Private-equity firm J.C. Flowers & Co. and three other investors will pay $60 per share for Reston-based SLM Corp., commonly referred to as Sallie Mae. The sale price represents a nearly 50 percent premium for Sallie Mae’s previously sagging stock before takeover rumors emerged late last week.

SLM shares shot up nearly 18 percent on the New York Stock Exchange, where they gained $8.59 to close at $55.35. The company’s stock has ranged from $40.30 to $55.21 during the past 52 weeks.
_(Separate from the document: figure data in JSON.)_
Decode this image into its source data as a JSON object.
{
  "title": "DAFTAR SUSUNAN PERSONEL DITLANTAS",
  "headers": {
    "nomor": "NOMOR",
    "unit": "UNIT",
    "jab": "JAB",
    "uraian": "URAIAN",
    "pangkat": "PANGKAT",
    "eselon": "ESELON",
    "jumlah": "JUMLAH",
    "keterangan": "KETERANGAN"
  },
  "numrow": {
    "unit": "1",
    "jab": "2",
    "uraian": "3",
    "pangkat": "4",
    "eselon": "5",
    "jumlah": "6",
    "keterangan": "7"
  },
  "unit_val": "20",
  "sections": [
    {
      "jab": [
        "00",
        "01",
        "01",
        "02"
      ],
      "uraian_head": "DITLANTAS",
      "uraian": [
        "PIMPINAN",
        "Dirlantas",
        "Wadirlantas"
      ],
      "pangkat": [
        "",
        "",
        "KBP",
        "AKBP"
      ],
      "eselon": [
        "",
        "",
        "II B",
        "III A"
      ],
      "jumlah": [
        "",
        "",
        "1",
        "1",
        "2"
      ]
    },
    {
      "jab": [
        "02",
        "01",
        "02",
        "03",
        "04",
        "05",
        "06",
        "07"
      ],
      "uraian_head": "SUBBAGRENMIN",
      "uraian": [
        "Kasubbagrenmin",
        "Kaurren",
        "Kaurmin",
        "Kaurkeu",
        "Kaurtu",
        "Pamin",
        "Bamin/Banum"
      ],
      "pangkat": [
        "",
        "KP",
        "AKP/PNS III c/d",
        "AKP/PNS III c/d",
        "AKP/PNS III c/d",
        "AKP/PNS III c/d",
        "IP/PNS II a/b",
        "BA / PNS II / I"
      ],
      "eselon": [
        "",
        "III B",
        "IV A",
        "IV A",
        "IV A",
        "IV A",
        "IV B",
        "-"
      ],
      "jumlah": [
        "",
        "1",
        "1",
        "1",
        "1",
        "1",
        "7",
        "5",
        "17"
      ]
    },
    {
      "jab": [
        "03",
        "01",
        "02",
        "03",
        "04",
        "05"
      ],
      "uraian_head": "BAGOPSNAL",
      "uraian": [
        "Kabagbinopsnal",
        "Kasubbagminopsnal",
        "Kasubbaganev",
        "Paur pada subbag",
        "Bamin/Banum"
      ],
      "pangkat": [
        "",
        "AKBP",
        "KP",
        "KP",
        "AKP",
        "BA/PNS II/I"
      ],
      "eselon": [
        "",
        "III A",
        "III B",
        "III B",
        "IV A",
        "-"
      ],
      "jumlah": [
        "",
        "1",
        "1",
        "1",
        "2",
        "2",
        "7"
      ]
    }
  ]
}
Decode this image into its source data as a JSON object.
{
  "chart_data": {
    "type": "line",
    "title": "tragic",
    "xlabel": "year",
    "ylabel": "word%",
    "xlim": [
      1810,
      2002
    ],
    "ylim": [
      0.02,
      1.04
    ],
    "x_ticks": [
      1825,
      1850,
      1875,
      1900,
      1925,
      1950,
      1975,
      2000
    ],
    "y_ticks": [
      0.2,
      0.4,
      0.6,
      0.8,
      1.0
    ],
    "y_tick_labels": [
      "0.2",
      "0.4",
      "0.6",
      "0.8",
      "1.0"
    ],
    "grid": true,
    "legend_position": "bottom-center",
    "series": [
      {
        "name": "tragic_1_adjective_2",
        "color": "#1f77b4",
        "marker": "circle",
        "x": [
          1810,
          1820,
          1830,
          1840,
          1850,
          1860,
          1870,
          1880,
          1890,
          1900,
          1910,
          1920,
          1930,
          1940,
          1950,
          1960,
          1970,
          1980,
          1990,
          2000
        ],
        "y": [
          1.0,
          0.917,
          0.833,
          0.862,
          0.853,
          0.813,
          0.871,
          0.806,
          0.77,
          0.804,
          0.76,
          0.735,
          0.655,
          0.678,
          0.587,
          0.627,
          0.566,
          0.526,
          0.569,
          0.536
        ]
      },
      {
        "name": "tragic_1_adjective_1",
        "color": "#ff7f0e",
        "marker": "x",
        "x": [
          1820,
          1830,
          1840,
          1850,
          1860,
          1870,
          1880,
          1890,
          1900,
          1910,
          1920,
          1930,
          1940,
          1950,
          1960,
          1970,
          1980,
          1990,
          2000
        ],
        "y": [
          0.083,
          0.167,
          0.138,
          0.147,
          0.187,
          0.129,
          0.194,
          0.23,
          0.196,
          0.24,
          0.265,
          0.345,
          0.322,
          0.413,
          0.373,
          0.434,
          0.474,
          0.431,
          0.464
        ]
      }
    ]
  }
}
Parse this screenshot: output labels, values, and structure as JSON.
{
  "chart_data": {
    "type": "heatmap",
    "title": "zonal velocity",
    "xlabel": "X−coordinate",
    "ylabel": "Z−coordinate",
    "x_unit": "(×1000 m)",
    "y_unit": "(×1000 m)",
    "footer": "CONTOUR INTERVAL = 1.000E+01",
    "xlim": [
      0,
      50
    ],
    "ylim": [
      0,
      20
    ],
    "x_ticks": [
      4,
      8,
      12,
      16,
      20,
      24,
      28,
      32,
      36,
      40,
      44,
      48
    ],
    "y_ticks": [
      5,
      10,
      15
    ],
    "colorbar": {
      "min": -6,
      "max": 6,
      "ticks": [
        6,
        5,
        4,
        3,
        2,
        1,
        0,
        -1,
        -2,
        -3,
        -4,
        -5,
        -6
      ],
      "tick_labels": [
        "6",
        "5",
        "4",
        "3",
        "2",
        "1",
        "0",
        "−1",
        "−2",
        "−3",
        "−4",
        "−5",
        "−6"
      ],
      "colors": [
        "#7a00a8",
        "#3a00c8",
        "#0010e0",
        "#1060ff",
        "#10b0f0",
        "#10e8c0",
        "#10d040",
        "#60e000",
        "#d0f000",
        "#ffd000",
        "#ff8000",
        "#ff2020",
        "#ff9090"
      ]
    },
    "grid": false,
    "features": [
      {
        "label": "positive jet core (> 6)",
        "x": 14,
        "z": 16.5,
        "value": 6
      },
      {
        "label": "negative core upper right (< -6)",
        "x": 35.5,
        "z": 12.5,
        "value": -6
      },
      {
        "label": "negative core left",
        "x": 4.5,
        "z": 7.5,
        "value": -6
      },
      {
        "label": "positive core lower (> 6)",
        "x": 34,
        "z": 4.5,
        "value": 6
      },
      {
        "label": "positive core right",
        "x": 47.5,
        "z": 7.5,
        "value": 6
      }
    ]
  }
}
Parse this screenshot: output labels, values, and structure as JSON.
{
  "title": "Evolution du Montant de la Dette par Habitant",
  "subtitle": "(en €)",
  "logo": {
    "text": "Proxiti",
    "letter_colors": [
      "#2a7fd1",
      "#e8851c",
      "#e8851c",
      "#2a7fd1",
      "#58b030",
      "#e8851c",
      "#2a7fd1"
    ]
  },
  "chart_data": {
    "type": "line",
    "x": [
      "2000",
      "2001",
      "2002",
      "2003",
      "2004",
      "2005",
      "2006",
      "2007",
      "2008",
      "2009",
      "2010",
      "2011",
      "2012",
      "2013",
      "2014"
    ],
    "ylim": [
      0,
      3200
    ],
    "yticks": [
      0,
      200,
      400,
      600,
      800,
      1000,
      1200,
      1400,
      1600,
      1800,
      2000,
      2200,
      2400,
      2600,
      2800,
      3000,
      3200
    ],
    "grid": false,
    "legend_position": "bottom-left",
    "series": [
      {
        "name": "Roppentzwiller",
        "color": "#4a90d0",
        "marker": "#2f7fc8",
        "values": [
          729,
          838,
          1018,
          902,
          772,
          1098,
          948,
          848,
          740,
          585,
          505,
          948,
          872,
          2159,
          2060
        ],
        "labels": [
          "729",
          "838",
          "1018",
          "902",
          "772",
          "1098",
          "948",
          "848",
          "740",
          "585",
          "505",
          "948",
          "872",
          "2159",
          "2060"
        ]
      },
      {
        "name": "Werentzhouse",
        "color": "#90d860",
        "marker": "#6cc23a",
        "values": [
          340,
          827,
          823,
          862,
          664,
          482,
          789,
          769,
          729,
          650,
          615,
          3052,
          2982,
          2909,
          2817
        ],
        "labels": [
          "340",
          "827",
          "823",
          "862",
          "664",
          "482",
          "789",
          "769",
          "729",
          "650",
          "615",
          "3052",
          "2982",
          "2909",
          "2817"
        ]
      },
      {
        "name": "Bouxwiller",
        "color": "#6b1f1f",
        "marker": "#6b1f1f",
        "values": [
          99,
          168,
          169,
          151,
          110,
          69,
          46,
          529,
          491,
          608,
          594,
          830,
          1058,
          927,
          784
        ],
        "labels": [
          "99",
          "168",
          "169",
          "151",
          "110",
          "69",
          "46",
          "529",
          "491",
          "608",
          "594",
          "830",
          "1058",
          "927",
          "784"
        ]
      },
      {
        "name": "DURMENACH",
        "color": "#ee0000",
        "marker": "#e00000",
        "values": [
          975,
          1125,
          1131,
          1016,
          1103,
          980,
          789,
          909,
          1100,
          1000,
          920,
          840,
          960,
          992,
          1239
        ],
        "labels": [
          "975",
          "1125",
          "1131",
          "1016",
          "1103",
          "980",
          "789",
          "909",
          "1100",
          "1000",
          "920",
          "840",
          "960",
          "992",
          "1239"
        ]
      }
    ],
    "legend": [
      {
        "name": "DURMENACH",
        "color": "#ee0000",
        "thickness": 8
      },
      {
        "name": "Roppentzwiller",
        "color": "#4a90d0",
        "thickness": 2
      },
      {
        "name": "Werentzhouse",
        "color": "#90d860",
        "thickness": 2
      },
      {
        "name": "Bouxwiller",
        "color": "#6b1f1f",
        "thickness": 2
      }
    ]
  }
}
J.C. Flowers and private-equity firm Friedman Fleischer & Lowe will invest $4.4 billion and own 50.2 percent of the company. Bank of America and JPMorgan Chase each will invest $2.2 billion and each will own 24.9 percent. The buyers will also provide Sallie Mae with $200 billion in backup financing.

John Oros, a managing director at J.C. Flowers, said the firm was attracted to Sallie Mae’s stock price, which had fallen to around $40 per share before takeover talks began. The investors also weren’t deterred by the brewing troubles for lenders and the prospect of a clampdown on the industry by lawmakers.

“We think Sallie Mae is a great company and a great business, and appropriate regulation will sort itself out in a way that will make this an attractive transaction for us,” Mr. Oros said.

Sallie Mae is by far the largest school lender, originating $23.4 billion in student loans last year. The company has recently expanded into other areas of lending, such as debt collection and 529 college savings plans.

But it has also been subject to greater attention from lawmakers and regulators, who are now probing ties between lenders and college officials who guide students toward specific lenders for their loans.

Democratic lawmakers have threatened to cut federal subsidies to student lenders. Rep. George Miller, California Democrat and chairman of the House Education and Labor Committee, said last week that the buyout raised concerns about transparency at Sallie Mae.

Mr. Miller said yesterday that given “the checkered past of Sallie Mae,” he and Congress would be interested “in learning more about how this new ownership will change their operations, and whether this is truly in the best interests of student borrowers and families who are working extremely hard to pay these loans back.”

Company spokesman Tom Joyce said yesterday that even though the company will be private, it will still be subject to federal and state lending laws and will continue to make filings to the Securities and Exchange Commission because it operates in the public debt market.

“We will have ample and sufficient transparency,” Mr. Joyce said.

There will be little change in Sallie Mae’s corporate structure. Chief Executive Officer Tim Fitzpatrick will continue in his post, as will the company’s top management. The company will remain in its Reston headquarters, and no job cuts are expected, Mr. Joyce said. Student borrowers and institutions will see no change in the way loans are handled or processed, he said.

Sallie Mae’s lending business will be kept separate from Bank of America and Chase, which will continue to operate their competing student loan units.

Sallie Mae’s board unanimously approved the deal, which was signed Sunday night. The transaction requires the approval of Sallie Mae’s stockholders and is subject to regulatory approvals. If approved, it is expected to close late this year.